The six-month training program, which began in March, is a joint initiative between Bybi and the Danish Red Cross, with support from the Roskilde Festival Fund.

With half a million bees in the asylum seekers’ care, any profit they make from honey sales will be used to help them become beekeepers in their own right.

The asylum seekers come from all over, including countries such as Lebanon, where families commonly keep their own hive for personal honey consumption.

The director of Bybi, Oliver Maxwell, said the asylum seekers, some of whom attend the Trampoline House featured in The Copenhagen Post last week, are positive and fun to work with.

“For those who will stay in Denmark, it gives them a window into Danish society and culture," Maxwell said. "And for those who can’t stay, they are still learning skills that can be used anywhere in the world.”

For Sanjida, a Bangladeshi woman who has lived at the Avenstrup camp for just over four months, Tuesdays, when she attends bee school, can never come around fast enough.

“The first thing that came to mind when I heard about the honey-making course was I have to get out of this camp,” she said.

Whilst it takes most of the asylum seekers more than an hour to travel to the course, Danish Red Cross's education and training supervisor, Merete Zerlang, said that is one of the things the participants like most.

Zerlang came up with the idea to run the program after working with a Somali student who wanted to learn beekeeping.

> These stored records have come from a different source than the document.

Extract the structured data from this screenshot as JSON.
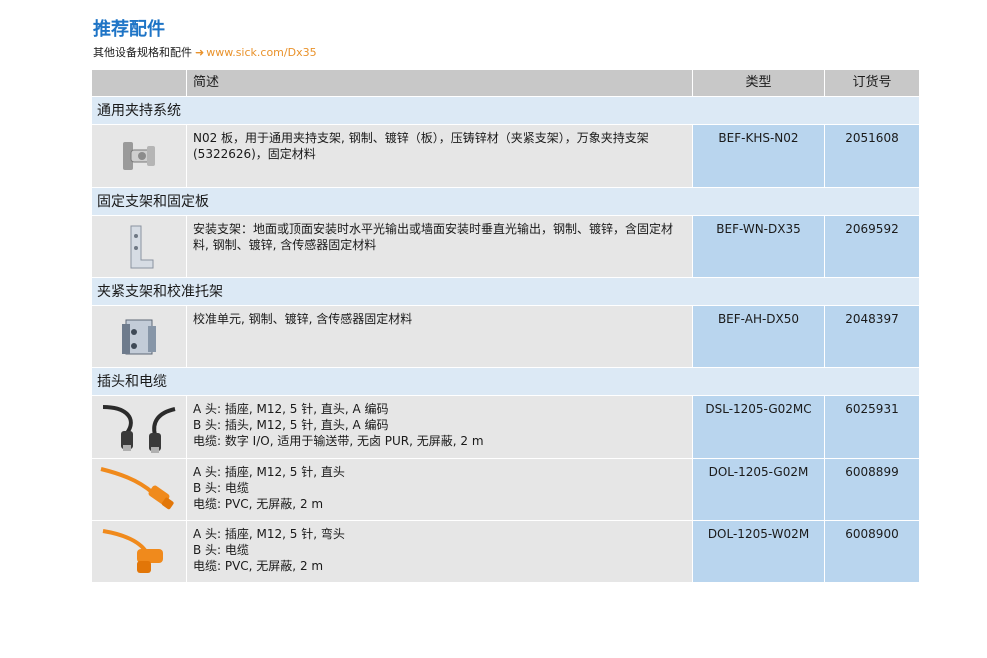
{
  "page": {
    "title": "推荐配件",
    "subtitle": "其他设备规格和配件",
    "subtitle_arrow": "➜",
    "subtitle_link": "www.sick.com/Dx35"
  },
  "table": {
    "headers": {
      "description": "简述",
      "type": "类型",
      "order_no": "订货号"
    },
    "sections": [
      {
        "label": "通用夹持系统",
        "items": [
          {
            "image": "clamp-bracket-image",
            "description": "N02 板，用于通用夹持支架, 钢制、镀锌（板），压铸锌材（夹紧支架），万象夹持支架 (5322626)，固定材料",
            "type": "BEF-KHS-N02",
            "order_no": "2051608"
          }
        ]
      },
      {
        "label": "固定支架和固定板",
        "items": [
          {
            "image": "mounting-bracket-image",
            "description": "安装支架：地面或顶面安装时水平光输出或墙面安装时垂直光输出，钢制、镀锌，含固定材料, 钢制、镀锌, 含传感器固定材料",
            "type": "BEF-WN-DX35",
            "order_no": "2069592"
          }
        ]
      },
      {
        "label": "夹紧支架和校准托架",
        "items": [
          {
            "image": "alignment-unit-image",
            "description": "校准单元, 钢制、镀锌, 含传感器固定材料",
            "type": "BEF-AH-DX50",
            "order_no": "2048397"
          }
        ]
      },
      {
        "label": "插头和电缆",
        "items": [
          {
            "image": "black-cable-image",
            "lines": [
              "A 头: 插座, M12, 5 针, 直头, A 编码",
              "B 头: 插头, M12, 5 针, 直头, A 编码",
              "电缆: 数字 I/O, 适用于输送带, 无卤 PUR, 无屏蔽, 2 m"
            ],
            "type": "DSL-1205-G02MC",
            "order_no": "6025931"
          },
          {
            "image": "orange-straight-cable-image",
            "lines": [
              "A 头: 插座, M12, 5 针, 直头",
              "B 头: 电缆",
              "电缆: PVC, 无屏蔽, 2 m"
            ],
            "type": "DOL-1205-G02M",
            "order_no": "6008899"
          },
          {
            "image": "orange-angled-cable-image",
            "lines": [
              "A 头: 插座, M12, 5 针, 弯头",
              "B 头: 电缆",
              "电缆: PVC, 无屏蔽, 2 m"
            ],
            "type": "DOL-1205-W02M",
            "order_no": "6008900"
          }
        ]
      }
    ]
  }
}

“I had thought, ‘Why do you want to do that?’, and he said ‘Because in Africa, nobody owns the bees.’ I guess that comment stayed with me,” Zerlang said.

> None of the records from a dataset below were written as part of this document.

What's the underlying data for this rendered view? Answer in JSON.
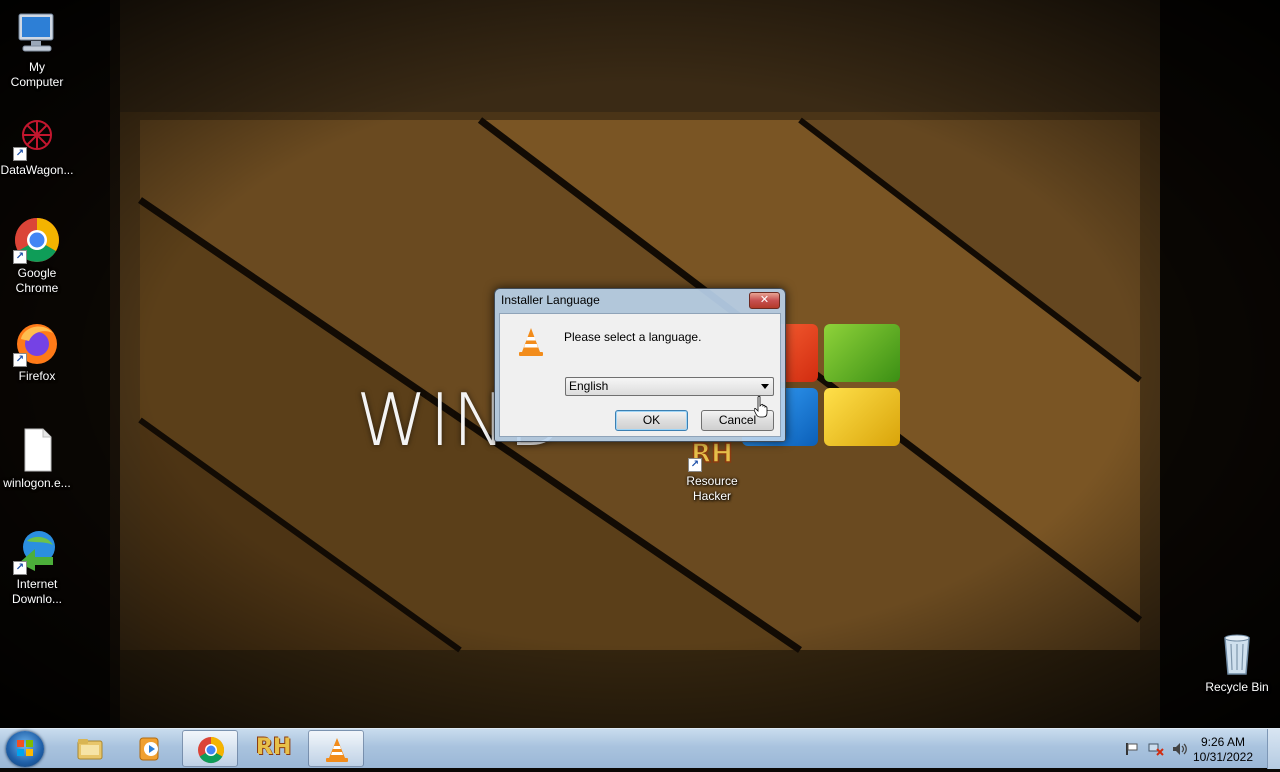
{
  "desktop": {
    "wallpaper_text": "WIND",
    "icons": [
      {
        "label": "My\nComputer",
        "name": "my-computer"
      },
      {
        "label": "DataWagon...",
        "name": "datawagon"
      },
      {
        "label": "Google\nChrome",
        "name": "google-chrome"
      },
      {
        "label": "Firefox",
        "name": "firefox"
      },
      {
        "label": "winlogon.e...",
        "name": "winlogon"
      },
      {
        "label": "Internet\nDownlo...",
        "name": "internet-download-manager"
      },
      {
        "label": "Resource\nHacker",
        "name": "resource-hacker"
      },
      {
        "label": "Recycle Bin",
        "name": "recycle-bin"
      }
    ]
  },
  "dialog": {
    "title": "Installer Language",
    "close_label": "✕",
    "message": "Please select a language.",
    "language_selected": "English",
    "ok_label": "OK",
    "cancel_label": "Cancel"
  },
  "taskbar": {
    "rh_label": "RH",
    "time": "9:26 AM",
    "date": "10/31/2022"
  },
  "colors": {
    "dialog_frame": "#b9d1ea",
    "taskbar": "#a9c3de",
    "accent": "#3c7fb1"
  }
}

On a deeper level, Bybis’ Maxwell says a bee hive is a “wonderful metaphor for society”, and that the project, held at the University of Copenhagen’s Niels Bohr Institute, allows participants to meet eye-to-eye as beekeepers rather than as asylum seekers.

“We want a city where there is a place for everyone, where they have a right to work and bring productivity to society,” he said.

The group will harvest its first batch of honey at the end of June.

*The asylum seekers interviewed requested to be named by their first name only.